Un mundo sin trabajo, algo a lo que siempre aspiró al capitalismo: obtener el mayor lucro sin necesidad de aguantar y de soportar quejas y reclamos sindicales. Un panorama social que lo tenemos encima, que nos amenaza y que nos obligará a replantearnos política y socialmente nuevas formas de convivencia y de supervivencia.

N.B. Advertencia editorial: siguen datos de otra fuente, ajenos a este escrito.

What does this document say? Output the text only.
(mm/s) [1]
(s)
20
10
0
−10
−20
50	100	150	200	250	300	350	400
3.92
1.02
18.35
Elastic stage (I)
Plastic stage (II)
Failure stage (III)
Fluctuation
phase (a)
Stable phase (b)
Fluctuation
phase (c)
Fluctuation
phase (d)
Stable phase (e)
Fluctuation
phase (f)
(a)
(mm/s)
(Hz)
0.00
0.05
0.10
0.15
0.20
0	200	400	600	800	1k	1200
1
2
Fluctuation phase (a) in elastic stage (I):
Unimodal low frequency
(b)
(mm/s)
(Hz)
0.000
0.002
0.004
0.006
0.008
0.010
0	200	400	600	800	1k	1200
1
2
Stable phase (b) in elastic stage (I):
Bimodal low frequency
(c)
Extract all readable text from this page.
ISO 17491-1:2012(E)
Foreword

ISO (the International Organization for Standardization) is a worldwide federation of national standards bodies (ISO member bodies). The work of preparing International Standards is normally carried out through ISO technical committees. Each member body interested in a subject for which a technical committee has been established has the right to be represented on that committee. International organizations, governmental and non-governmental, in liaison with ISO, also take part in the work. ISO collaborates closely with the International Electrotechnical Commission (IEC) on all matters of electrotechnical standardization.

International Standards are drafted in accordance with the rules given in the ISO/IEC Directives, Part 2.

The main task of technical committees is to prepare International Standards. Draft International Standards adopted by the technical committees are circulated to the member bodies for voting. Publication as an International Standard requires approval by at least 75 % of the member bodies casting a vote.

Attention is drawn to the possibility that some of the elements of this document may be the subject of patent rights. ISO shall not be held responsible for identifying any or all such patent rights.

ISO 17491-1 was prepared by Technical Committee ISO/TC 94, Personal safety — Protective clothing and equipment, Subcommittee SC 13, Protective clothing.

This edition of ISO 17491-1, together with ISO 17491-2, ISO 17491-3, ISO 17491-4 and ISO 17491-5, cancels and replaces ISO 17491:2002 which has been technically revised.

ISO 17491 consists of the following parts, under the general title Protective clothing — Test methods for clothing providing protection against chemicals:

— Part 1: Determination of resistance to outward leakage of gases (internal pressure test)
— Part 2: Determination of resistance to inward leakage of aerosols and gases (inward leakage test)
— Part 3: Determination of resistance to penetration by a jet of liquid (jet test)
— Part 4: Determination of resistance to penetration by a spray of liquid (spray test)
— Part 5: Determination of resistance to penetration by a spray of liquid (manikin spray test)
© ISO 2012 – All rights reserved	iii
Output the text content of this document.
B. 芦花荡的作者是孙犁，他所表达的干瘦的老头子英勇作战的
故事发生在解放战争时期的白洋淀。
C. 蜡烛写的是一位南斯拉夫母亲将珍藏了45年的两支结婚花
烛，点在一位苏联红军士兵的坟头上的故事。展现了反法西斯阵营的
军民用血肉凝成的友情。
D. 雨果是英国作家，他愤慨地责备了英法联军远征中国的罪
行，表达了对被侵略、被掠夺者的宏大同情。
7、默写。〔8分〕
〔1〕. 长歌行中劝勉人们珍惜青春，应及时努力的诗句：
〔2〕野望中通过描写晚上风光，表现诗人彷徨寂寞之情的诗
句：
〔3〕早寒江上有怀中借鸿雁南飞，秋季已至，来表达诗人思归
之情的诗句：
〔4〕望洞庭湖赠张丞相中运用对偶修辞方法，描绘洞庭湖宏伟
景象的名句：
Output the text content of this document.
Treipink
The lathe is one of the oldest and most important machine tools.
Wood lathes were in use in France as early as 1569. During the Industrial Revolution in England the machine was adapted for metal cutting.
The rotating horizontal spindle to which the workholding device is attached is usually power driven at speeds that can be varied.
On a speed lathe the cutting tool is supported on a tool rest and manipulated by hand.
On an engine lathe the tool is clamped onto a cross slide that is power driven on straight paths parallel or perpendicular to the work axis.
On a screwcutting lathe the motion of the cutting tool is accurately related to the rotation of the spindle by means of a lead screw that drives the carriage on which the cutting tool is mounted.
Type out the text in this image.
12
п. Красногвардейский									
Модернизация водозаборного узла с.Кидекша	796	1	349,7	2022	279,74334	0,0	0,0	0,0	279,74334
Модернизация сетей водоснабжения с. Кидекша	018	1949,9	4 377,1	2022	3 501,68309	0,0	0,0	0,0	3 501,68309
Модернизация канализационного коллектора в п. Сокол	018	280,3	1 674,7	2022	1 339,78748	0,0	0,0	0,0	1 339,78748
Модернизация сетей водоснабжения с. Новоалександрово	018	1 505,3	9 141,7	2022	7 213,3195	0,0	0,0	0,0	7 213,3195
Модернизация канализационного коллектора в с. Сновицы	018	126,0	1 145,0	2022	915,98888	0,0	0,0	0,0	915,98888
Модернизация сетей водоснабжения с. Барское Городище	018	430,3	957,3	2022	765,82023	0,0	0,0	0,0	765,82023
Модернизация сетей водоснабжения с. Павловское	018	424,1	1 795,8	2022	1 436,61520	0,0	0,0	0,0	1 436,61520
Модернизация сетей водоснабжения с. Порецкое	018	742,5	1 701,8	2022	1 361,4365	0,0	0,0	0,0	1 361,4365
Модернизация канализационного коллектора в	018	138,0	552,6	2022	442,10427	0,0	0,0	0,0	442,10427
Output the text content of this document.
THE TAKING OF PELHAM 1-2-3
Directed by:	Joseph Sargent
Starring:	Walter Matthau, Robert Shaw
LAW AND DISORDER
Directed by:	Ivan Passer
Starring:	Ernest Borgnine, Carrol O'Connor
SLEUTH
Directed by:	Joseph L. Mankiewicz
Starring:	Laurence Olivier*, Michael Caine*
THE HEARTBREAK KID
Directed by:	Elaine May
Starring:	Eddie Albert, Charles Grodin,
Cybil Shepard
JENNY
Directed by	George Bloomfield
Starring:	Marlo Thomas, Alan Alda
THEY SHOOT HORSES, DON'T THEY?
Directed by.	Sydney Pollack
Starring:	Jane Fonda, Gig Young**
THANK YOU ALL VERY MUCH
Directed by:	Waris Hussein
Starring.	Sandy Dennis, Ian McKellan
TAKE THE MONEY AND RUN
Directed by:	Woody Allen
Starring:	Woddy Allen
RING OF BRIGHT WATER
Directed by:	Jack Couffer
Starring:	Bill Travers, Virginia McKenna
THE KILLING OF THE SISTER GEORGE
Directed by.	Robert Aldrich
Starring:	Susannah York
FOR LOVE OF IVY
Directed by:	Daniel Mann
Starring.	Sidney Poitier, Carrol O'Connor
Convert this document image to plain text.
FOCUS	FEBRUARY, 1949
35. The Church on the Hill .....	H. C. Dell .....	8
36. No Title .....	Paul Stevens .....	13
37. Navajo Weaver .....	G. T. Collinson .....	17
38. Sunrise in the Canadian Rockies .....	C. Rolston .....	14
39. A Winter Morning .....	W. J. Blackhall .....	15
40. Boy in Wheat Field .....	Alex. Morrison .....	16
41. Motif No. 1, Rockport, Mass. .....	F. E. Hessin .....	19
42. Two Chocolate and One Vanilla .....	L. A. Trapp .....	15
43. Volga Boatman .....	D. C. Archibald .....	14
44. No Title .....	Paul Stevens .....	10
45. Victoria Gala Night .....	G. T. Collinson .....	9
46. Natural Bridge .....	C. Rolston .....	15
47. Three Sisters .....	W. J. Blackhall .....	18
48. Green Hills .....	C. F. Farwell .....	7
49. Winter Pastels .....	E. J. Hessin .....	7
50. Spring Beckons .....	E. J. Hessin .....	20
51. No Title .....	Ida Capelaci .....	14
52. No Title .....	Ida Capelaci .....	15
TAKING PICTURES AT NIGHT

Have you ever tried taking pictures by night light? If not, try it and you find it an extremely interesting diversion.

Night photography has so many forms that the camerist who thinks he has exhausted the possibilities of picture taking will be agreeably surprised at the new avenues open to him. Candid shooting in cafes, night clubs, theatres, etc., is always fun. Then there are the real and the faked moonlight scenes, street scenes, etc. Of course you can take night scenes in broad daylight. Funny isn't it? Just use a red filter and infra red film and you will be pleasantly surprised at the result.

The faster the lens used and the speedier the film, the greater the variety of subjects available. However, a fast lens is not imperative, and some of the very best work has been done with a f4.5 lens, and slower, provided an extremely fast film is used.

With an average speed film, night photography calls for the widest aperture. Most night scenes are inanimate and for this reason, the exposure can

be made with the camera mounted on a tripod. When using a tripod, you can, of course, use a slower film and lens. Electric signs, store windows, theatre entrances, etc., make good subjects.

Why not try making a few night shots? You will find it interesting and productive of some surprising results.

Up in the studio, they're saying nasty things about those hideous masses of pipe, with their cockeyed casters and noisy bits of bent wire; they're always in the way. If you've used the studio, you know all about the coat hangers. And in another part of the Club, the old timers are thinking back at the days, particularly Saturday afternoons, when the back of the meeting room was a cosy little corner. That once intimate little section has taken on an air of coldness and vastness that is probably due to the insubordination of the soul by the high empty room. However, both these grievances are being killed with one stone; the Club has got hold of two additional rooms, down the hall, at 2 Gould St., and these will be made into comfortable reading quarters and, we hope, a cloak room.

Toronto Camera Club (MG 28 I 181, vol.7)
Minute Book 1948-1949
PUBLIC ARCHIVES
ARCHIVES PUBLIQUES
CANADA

Ante este panorama, que entiendo no es exagerado ni pesimista, sino realista, qué hacer, se preguntan las gentes de buena voluntad. A mi juicio, la alternativa es compleja y no es un tópico tal aserto. Lo que sí no es alternativa es esperar que «las vanguardias proletarias» tomen el palacio de invierno del capitalismo; la política neoliberal sirvió y está sirviendo no sólo para haber llegado a la situación actual sino también para quebrar el proceso organizativo de la izquierda y en esto estamos. Lo que tiene por delante la izquierda es sumamente difícil y más si se claudica con el voto escorado hacia una derecha que oferta, si es que lo hace, propuestas clientelistas y salidas individuales.

Estamos en el tiempo en que los poderes económicos extienden la ofensiva no ya contra los trabajadores, sino contra toda la ciudadanía traduciéndose en la pérdida de peso social y de capacidad para organizar y movilizar. Así, con estos mimbres, la defensa de los derechos sociales y económicos de la clase trabajadora y de la ciudadanía en general estará directamente determinada por una reconstrucción de los vínculos entre la política y la sociedad desde una perspectiva de «la política como ética de lo colectivo». El resto son fuegos artificiales.